For the experts, recognizing that the queer community’s public protest had incorporated a protest music ‘soundtrack’ triggered a desire to investigate the LGBTI resistances displayed in music. So, the proposed project is an opportunity for different disciplines to examine and discuss a common topic of high social impact, as the study currently brings together 15 experts from five countries (Brazil, Argentina, Chile, Colombia and Peru). Javeriana researcher Luis Gabriel Mesa says, “We want to gather people from all disciplines: ethnomusicologists, musicologists, religious sociologists, psychologists, lawyers, visual anthropologists, visual artists, and the list continues to grow.” 

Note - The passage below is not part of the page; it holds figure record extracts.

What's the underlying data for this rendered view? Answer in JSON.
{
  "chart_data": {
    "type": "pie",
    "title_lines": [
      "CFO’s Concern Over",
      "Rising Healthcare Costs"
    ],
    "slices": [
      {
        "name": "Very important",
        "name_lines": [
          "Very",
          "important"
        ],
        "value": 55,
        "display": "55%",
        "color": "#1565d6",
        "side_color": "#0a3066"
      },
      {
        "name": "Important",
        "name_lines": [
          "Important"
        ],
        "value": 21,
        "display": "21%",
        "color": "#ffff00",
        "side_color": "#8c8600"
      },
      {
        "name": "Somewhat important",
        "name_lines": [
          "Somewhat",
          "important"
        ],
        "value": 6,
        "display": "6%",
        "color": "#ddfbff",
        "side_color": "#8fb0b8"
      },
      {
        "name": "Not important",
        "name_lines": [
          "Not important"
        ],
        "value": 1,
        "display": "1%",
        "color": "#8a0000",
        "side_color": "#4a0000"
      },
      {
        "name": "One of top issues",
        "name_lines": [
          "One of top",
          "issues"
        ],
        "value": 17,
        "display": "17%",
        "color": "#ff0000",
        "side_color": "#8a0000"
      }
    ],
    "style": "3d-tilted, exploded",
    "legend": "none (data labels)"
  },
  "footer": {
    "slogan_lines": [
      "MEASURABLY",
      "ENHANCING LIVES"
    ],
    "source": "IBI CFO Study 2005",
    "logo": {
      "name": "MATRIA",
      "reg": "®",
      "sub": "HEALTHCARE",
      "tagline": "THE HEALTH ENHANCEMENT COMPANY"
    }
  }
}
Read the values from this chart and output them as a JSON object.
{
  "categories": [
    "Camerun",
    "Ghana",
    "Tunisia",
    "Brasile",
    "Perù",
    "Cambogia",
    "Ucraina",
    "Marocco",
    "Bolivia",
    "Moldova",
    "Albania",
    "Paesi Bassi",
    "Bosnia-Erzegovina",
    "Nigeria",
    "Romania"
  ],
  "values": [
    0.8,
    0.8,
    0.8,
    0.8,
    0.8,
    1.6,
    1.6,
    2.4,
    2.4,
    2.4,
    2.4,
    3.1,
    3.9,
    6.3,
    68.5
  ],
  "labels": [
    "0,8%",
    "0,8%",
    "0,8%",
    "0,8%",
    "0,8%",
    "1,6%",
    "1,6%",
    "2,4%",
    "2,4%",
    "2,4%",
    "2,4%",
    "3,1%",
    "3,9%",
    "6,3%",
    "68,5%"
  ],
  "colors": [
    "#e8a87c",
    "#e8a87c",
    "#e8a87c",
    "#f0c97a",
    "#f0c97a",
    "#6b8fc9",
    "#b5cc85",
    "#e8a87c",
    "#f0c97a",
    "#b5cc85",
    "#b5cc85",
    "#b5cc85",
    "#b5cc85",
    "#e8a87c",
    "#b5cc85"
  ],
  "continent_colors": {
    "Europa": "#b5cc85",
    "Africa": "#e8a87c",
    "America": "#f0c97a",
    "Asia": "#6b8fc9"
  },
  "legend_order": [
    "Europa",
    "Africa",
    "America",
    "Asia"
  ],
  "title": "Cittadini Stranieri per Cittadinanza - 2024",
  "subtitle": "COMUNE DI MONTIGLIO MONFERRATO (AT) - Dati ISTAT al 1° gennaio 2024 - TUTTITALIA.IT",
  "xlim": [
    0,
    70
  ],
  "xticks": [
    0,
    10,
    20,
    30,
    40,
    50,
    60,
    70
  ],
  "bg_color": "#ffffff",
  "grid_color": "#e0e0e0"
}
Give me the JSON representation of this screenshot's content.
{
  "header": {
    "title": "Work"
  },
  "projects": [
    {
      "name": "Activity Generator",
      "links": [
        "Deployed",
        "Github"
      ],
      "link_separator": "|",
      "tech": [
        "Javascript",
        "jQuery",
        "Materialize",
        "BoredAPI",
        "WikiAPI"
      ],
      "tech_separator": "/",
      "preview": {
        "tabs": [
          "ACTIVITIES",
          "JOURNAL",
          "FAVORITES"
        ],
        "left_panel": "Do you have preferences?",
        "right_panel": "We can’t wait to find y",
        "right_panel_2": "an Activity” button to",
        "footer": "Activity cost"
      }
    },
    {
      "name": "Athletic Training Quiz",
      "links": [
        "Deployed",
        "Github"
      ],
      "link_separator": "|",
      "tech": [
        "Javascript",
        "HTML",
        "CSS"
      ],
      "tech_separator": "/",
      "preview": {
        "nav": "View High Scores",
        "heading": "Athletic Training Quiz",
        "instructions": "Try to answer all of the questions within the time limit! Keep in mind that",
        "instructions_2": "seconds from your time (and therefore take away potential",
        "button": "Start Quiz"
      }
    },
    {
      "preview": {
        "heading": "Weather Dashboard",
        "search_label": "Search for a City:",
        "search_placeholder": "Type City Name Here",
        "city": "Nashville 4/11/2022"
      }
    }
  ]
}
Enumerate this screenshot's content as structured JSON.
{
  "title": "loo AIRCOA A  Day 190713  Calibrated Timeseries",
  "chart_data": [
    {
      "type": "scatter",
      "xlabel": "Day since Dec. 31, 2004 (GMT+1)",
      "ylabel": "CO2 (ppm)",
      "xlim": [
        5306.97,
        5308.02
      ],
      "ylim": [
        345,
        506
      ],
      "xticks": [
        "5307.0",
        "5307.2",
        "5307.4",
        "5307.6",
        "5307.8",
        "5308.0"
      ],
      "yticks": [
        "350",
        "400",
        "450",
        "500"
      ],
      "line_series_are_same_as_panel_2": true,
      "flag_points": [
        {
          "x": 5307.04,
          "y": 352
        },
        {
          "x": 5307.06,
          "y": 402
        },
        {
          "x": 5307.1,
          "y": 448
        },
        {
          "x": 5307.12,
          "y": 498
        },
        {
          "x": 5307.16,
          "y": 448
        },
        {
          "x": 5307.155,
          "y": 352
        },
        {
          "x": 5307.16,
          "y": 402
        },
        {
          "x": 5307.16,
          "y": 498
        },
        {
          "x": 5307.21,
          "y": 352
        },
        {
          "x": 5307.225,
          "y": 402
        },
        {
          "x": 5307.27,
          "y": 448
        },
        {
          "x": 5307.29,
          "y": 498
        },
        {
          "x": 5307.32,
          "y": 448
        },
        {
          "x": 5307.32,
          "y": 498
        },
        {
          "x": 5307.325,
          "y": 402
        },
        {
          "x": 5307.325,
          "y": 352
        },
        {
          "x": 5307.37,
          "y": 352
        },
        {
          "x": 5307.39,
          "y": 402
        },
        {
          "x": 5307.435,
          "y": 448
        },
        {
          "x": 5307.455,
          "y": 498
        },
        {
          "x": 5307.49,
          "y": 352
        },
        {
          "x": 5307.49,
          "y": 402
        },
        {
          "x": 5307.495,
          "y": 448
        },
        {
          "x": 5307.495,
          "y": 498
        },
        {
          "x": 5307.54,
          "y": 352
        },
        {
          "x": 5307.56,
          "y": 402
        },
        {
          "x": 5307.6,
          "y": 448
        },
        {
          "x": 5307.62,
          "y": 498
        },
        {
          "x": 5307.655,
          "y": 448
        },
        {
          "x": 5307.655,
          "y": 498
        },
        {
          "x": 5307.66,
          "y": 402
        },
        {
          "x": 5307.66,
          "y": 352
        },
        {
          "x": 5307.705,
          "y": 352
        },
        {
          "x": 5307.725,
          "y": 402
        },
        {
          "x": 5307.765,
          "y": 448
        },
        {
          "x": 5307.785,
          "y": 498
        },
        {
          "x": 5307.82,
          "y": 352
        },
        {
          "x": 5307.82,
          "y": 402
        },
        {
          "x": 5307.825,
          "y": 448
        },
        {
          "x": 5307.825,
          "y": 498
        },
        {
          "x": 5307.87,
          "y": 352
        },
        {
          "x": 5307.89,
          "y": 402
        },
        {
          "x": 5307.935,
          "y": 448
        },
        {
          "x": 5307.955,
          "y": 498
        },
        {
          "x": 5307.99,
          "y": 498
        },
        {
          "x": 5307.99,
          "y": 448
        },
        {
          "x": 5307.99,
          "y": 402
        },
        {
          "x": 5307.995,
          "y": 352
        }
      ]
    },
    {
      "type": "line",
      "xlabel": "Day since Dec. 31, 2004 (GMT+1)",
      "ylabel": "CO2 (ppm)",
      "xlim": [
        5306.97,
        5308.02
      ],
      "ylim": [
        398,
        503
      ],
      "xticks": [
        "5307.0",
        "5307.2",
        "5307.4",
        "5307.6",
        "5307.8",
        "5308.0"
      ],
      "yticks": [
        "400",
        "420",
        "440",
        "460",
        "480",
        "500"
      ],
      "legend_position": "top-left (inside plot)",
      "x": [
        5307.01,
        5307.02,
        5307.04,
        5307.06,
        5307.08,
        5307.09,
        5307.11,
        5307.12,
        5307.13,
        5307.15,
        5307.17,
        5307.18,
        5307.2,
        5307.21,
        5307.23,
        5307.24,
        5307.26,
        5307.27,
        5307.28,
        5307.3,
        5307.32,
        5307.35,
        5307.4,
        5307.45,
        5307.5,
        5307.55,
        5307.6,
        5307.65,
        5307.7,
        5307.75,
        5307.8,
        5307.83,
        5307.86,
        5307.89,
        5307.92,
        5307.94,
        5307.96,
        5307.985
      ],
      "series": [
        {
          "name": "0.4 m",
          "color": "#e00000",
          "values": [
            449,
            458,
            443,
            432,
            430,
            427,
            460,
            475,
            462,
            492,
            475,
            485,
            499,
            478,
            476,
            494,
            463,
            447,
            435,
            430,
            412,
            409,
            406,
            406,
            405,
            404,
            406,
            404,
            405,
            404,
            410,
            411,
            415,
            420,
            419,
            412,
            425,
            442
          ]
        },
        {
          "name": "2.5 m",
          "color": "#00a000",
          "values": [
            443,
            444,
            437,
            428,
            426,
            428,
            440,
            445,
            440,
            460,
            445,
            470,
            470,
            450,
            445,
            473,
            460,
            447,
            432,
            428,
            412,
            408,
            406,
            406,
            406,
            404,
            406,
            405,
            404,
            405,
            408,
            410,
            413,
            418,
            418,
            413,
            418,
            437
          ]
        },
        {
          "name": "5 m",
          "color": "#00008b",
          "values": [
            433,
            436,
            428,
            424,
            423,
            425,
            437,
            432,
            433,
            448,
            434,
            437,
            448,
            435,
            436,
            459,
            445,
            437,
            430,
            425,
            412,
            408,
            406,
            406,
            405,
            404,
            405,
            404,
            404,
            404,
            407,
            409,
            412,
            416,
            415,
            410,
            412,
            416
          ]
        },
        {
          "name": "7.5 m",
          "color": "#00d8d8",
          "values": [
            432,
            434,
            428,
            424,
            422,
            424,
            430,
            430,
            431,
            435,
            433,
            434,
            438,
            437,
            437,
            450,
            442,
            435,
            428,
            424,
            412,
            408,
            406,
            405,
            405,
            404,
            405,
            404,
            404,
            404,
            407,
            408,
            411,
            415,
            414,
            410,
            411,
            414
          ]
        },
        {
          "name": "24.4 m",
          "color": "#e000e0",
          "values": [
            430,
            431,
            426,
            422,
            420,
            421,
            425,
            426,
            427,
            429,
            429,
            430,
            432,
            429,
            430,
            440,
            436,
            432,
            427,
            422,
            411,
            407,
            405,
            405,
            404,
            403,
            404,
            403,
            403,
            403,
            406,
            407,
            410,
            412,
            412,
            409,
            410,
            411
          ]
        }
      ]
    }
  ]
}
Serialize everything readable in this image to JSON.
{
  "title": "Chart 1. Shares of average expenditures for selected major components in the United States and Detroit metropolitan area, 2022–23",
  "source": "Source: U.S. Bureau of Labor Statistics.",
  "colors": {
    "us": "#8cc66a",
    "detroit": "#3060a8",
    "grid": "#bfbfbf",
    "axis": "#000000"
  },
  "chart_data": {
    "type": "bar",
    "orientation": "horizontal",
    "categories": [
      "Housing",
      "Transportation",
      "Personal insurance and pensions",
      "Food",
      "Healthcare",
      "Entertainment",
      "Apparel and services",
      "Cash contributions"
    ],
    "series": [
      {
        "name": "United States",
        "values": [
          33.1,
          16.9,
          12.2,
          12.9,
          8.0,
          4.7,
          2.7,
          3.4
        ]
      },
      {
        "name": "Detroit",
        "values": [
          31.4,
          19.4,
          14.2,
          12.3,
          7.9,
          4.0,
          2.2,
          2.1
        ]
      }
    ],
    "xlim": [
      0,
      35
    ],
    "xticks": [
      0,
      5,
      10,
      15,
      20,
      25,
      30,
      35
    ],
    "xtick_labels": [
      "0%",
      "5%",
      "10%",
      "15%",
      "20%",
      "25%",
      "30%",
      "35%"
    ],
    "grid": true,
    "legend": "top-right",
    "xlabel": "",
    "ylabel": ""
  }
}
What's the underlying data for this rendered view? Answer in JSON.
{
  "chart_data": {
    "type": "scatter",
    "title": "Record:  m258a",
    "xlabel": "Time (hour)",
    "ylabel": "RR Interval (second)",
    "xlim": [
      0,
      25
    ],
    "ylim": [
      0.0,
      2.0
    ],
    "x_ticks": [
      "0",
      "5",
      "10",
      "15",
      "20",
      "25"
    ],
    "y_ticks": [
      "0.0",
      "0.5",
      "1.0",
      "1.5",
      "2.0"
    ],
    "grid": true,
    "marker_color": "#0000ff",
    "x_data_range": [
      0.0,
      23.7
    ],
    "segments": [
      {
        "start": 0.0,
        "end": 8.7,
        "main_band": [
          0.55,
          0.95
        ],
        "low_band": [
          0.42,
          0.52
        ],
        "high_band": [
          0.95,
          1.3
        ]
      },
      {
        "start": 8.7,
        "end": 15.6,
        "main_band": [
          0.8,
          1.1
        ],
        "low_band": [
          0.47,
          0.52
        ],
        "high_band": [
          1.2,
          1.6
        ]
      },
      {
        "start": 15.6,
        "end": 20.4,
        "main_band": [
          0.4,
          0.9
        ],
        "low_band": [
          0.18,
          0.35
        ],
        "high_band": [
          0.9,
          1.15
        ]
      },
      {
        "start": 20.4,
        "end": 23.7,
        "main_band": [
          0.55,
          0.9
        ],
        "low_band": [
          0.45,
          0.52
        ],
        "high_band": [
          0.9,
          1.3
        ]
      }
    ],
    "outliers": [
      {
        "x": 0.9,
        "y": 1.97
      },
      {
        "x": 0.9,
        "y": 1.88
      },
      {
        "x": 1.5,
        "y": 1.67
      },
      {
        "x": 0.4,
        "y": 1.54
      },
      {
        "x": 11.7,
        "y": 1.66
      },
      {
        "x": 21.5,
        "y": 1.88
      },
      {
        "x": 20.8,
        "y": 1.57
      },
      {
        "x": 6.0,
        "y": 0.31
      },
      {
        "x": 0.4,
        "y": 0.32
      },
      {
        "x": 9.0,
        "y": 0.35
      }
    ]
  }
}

This research has already started, and its many activities will take place between June and October 2021. The project outcomes will include: audio-visual documentaries, a website, interactive maps, scientific publications, etc., which will document the use of music as tool of resistance within the LGBTI community, beginning with South American nations and aiming to expand to Latin America.

Impact

The researchers say that this project could contribute to securing equal rights and to stemming the widespread violence generated by ignorance, disinformation and negligence surrounding these issues., Disseminating and visibilising findings has the potential to generate immediate changes in how these issues are addressed within the institutions for which the experts work, in the academic day-to-day, in the classroom, in lectures with students, etc. The researchers highlight that another significant impact is the interdisciplinary, interregional dialogue that demonstrates the way this work crosses boundaries to contribute in different international settings.